Renewed partnership adds to long-term whio protection

Recent surveys show whio populations remain vulnerable to decline, with last summer’s extreme weather events impacting both the birds and efforts to monitor their population at several key protection sites.

Whio are a whitewater specialist duck found only in Aotearoa New Zealand. Most New Zealanders recognise them from being featured on the country’s $10 bills. They are classified as “Threatened – Nationally Vulnerable”, with an estimated 3000 individuals in the population.

The number of whio pairs in monitored areas has declined from 694 in 2022 to 587 in 2023, in part due to the impact of severe weather events like ex-Cyclone Gabrielle in places like the Ruahine.

Department of Conservation operations director Mark Davies says the results of the recent surveys are a mixed bag.

“Some populations were highly impacted by weather events. Flooding dumps excess silt in rivers, which kills off the insects whio feed on. In a couple of cases, our teams couldn’t even safely access the area to do the surveys.

“On the other hand, we have places like the Central Southern Alps where whio are holding steady and even increasing.”

The survey results reinforce the need for ongoing protection of the birds – work enhanced by the renewal of the DOC-Genesis Energy partnership, Whio Forever.

In September, the two parties renewed their partnership for three years.

“The renewed agreement between DOC and Genesis means we can continue to protect whio from predators in key locations, giving the birds’ populations more resilience in the face of changing climate,” Mark says.

Genesis has partnered with DOC for more than 10 years to enhance the survival of whio.

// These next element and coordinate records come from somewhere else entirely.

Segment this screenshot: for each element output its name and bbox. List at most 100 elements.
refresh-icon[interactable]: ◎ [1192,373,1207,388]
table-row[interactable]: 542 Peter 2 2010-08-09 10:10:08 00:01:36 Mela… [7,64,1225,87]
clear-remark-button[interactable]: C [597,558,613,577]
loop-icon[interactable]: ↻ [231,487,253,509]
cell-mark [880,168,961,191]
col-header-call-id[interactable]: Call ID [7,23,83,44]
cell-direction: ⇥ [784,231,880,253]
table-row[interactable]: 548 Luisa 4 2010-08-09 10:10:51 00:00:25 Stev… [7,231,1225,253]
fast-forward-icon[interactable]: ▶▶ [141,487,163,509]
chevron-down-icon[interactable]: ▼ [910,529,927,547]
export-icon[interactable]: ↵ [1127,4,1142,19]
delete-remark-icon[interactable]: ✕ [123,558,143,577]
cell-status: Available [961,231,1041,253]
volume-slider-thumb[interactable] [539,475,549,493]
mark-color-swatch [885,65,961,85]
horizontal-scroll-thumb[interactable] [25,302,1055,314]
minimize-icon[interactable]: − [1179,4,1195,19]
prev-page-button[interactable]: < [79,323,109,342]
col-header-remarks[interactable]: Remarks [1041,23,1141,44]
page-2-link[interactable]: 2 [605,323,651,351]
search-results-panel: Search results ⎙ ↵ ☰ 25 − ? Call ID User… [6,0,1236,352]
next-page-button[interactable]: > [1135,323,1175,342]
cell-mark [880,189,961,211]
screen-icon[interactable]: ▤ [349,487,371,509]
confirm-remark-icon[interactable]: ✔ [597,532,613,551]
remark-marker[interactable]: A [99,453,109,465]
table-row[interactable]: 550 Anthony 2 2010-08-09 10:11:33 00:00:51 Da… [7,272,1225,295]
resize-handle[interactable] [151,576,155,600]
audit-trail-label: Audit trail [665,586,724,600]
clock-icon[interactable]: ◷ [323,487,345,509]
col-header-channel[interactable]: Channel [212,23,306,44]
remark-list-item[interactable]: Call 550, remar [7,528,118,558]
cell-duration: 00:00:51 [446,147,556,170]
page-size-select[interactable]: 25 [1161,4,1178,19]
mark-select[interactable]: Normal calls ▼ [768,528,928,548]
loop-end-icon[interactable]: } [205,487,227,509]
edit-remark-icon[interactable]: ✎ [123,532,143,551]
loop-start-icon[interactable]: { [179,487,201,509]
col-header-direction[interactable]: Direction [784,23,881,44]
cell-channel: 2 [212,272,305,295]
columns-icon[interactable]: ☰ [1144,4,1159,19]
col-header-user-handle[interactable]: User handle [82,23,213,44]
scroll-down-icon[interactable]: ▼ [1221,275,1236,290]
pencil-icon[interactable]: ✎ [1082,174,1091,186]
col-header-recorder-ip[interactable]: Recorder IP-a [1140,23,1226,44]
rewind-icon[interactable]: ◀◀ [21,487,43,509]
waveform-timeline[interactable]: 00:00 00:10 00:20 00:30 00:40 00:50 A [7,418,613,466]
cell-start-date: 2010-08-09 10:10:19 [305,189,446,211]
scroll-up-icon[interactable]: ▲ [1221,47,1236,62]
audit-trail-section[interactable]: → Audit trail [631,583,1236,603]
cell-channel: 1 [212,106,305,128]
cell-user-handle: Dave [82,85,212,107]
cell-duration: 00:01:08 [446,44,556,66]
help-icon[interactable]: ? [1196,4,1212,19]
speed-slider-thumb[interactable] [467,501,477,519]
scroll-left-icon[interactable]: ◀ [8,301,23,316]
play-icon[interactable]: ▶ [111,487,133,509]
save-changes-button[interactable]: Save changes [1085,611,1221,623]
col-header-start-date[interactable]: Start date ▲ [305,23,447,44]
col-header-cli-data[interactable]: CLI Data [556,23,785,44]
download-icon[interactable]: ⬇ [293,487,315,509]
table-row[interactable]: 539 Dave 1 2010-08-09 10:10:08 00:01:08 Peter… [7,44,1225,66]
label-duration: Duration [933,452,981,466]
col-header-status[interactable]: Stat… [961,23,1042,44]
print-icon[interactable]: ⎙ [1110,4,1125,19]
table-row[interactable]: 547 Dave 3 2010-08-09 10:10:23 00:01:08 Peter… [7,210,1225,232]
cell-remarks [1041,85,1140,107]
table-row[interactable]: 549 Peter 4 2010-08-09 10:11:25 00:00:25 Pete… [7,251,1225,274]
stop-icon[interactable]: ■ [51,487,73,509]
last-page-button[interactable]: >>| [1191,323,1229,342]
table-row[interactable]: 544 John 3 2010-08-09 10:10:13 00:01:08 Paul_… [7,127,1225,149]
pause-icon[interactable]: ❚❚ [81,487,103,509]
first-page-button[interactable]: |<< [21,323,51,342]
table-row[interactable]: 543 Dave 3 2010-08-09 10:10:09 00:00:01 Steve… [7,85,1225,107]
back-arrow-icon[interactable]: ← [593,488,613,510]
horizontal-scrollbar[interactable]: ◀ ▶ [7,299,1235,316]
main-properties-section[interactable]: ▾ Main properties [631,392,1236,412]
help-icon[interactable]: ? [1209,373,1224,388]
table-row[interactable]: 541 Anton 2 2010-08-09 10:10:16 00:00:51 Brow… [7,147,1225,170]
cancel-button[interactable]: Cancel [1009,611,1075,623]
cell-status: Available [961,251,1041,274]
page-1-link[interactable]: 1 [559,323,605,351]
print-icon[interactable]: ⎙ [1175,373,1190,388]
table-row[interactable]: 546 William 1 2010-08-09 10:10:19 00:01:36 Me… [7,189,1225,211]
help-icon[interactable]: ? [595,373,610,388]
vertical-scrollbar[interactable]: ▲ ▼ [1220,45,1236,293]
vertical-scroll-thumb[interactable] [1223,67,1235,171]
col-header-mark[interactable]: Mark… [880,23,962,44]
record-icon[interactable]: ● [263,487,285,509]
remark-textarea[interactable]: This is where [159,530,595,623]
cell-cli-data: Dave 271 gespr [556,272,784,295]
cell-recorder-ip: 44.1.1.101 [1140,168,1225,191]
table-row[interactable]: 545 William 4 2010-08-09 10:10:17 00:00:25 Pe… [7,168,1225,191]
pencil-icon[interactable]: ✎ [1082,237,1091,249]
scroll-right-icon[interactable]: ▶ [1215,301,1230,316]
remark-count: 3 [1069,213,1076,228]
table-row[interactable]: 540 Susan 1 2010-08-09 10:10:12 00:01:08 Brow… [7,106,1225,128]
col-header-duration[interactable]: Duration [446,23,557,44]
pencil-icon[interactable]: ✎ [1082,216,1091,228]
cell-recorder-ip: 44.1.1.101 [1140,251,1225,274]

“Whio are indicator species of healthy waterways, so it makes sense for a hydro power generator like Genesis to help build their resilience,” says Genesis’ GM sustainability Kate van Praagh. “We’re pleased to provide resources and technical experts to support the work of DOC at a national level.”

Mark says the sheer diversity of groups and individuals involved in whio conservation adds another layer of resilience to their survival.

“In addition to Genesis we have zoos, community groups, iwi, even individuals trapping predators in their own backyard. We are incredibly lucky to have such a group effort to protect these amazing birds.”